More PV protein expression possibly represents more activated state of cortical neurons, since PV protein, a marker of cellular metabolic level [37, 38], increased in cochlear nucleus and inferior colliculus of mice following noise exposure or sound stimulation [39, 40]. Logically, acoustic trauma-induced change of PV neurons could be suggested to promote cortical inhibition in the noise-exposed rats. However, the percentage of PV neurons of AC superficial layers declined in aged mice AC in a way different from those of noise-induced hearing loss mice [41].
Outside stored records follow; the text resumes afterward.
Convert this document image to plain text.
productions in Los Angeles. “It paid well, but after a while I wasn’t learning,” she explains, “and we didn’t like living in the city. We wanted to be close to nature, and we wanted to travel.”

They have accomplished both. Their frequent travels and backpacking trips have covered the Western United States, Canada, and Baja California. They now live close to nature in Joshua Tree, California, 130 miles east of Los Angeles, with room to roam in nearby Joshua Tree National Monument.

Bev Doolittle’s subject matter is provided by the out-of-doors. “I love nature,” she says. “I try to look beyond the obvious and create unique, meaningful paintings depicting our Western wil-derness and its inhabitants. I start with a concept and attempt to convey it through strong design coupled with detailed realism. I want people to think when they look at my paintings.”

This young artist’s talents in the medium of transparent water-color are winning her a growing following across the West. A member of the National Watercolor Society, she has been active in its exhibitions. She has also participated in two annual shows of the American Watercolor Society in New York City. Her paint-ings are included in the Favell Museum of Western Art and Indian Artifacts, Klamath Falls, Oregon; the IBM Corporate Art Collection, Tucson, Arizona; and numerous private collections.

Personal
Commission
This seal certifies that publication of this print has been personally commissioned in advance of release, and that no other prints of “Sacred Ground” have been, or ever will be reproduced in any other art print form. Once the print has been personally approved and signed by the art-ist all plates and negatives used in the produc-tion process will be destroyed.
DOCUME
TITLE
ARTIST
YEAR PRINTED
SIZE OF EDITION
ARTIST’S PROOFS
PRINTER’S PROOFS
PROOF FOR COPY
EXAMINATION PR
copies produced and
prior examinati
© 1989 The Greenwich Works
Taken together, this study provided the evidence that acoustic trauma changed the PV neurons expression in rat auditory cortex, and the compensatory change of PV expression would help maintain the balance between excitation and inhibition. Our findings could develop our understanding of the behavior of inhibitory neurons following noise-induced hearing loss and help to develop the prevention or treatment strategies through targeting PV interneurons.